36 A further concern was raised in relation to the following paragraph:
246 As a matter of fact, following those communications, Sunshine Loans imposed the Amendment Fee as a fee for the making of the alteration or amendment to the relevant SACC and it was paid by the borrower in accordance with the written terms of their SACC. Despite repeated denials that the Amendment Fee was charged to the account by Sunshine Loans as a charge for the amendment of the terms of the loan, no reasonable submission was advanced which indicated why else it might have been imposed. Although it was said that it was imposed because there was a default under the agreement, as is readily apparent from the above examples and from many of the files, the fee was imposed well prior to there being any default by the borrower. The submissions that the impugned fee was one chargeable to the borrower upon default were wholly unsustainable.
37 Similar criticisms were made in relation to [200], [206] and [245] of the reasons. It is, with respect, difficult to ascertain the import of Sunshine Loans' concerns in relation to these paragraphs. The case which it steadfastly sought to advance was that a fee which was described in the loan agreement as an "Amendment fee" and which was identified on the borrowers' loan account when charged as an "Amendment fee", and which was imposed when the parties agreed to amend the timing of the making of payments under the agreement, was a fee payable "on default" and that no amendment or variation of the agreement had occurred. It was and is a plainly untenable position and Sunshine Loans was unable to advance any submission which justified it.
38 The foregoing is sufficient to evidence the nature of Sunshine Loans' concerns in this case. However, it also relied upon findings made in relation to the evidence given by the directors and officers of Sunshine Loans. For instance, the evidence of Mr Simmons, who sought to support the above position, was described as being "disingenuous". It was concluded that he clung firmly to improbable constructions of the material appearing in the customer transaction logs and that he did not give his evidence honestly. The evidence of Mr Powe was similarly found to be "unsatisfactory" in many respects. In particular, his claim that varying a contract is not changing it was found not to be credible or honest evidence. Mr Bennetts, the Operations Manager and Head of Assessments at Sunshine Loans, was found to have adopted an indefensible position in the giving of his evidence, made no attempts to answer honestly in relation to the questions which were put to him, and deliberately misconstrued the obvious circumstances which were put in front of him.
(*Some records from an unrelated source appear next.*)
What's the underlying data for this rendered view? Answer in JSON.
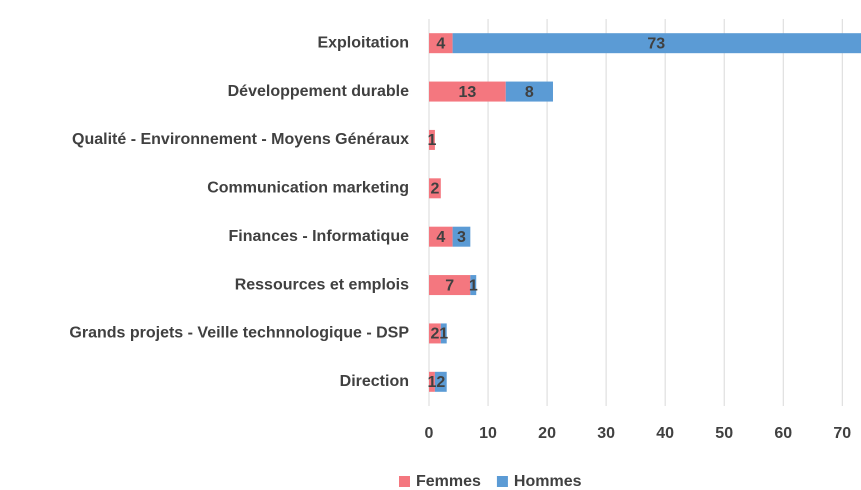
{
  "chart_data": {
    "type": "stacked-barh",
    "categories": [
      "Exploitation",
      "Développement durable",
      "Qualité - Environnement - Moyens Généraux",
      "Communication marketing",
      "Finances - Informatique",
      "Ressources et emplois",
      "Grands projets - Veille technnologique - DSP",
      "Direction"
    ],
    "series": [
      {
        "name": "Femmes",
        "color": "#f4777f",
        "values": [
          4,
          13,
          1,
          2,
          4,
          7,
          2,
          1
        ]
      },
      {
        "name": "Hommes",
        "color": "#5b9bd5",
        "values": [
          73,
          8,
          null,
          null,
          3,
          1,
          1,
          2
        ]
      }
    ],
    "xlim": [
      0,
      73
    ],
    "xticks": [
      0,
      10,
      20,
      30,
      40,
      50,
      60,
      70
    ],
    "grid": true,
    "legend": "bottom"
  }
}
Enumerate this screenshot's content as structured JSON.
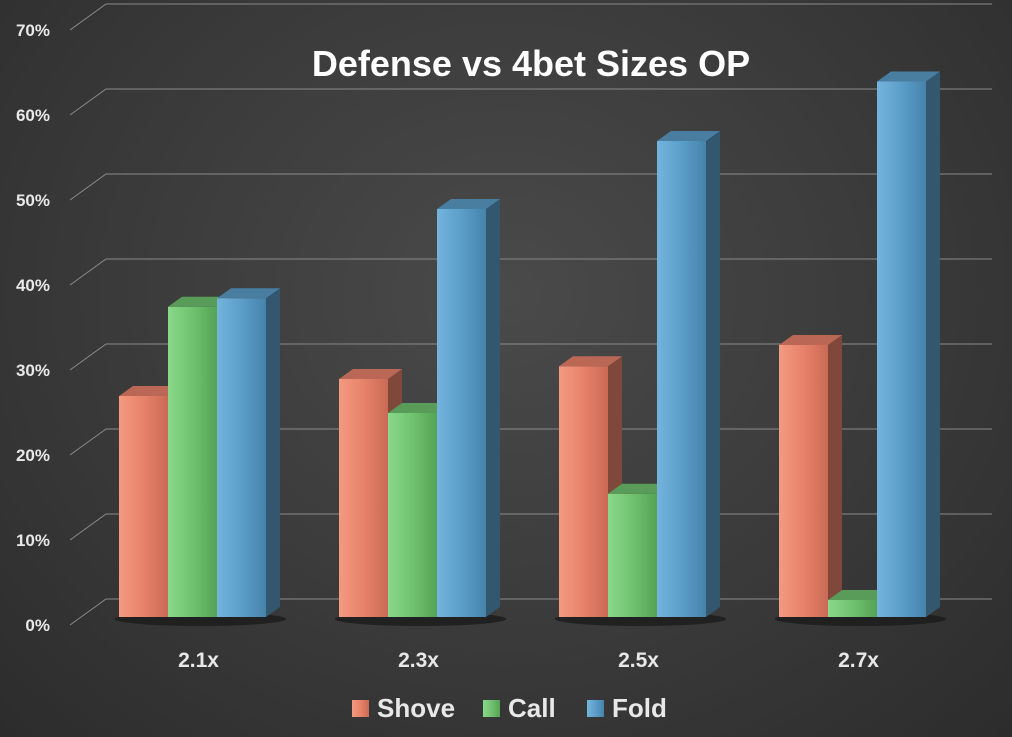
{
  "chart_data": {
    "type": "bar",
    "style": "3d-clustered-column",
    "title": "Defense vs 4bet Sizes OP",
    "xlabel": "",
    "ylabel": "",
    "categories": [
      "2.1x",
      "2.3x",
      "2.5x",
      "2.7x"
    ],
    "series": [
      {
        "name": "Shove",
        "color": "#e8826a",
        "values": [
          26,
          28,
          29.5,
          32
        ]
      },
      {
        "name": "Call",
        "color": "#6fc26f",
        "values": [
          36.5,
          24,
          14.5,
          2
        ]
      },
      {
        "name": "Fold",
        "color": "#5b9ec9",
        "values": [
          37.5,
          48,
          56,
          63
        ]
      }
    ],
    "ylim": [
      0,
      70
    ],
    "yticks": [
      "0%",
      "10%",
      "20%",
      "30%",
      "40%",
      "50%",
      "60%",
      "70%"
    ],
    "grid": true,
    "legend_position": "bottom"
  }
}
39 It was also found that the witnesses for Sunshine Loans were, "well schooled". That conclusion was reached on the basis that they each maintained the same improbable position in relation to the charging of Amendment Fees by Sunshine Loans. Whilst it might be accepted that one person in the position of Sunshine Loans' directors or officers could reach a completely wrongheaded position in relation to the operation of a contract and then maintain it in the face of objectively contradicting evidence, it is improbable that they would all do so and would, if they were behaving honestly, all adhere to that position despite the objective evidence to the contrary.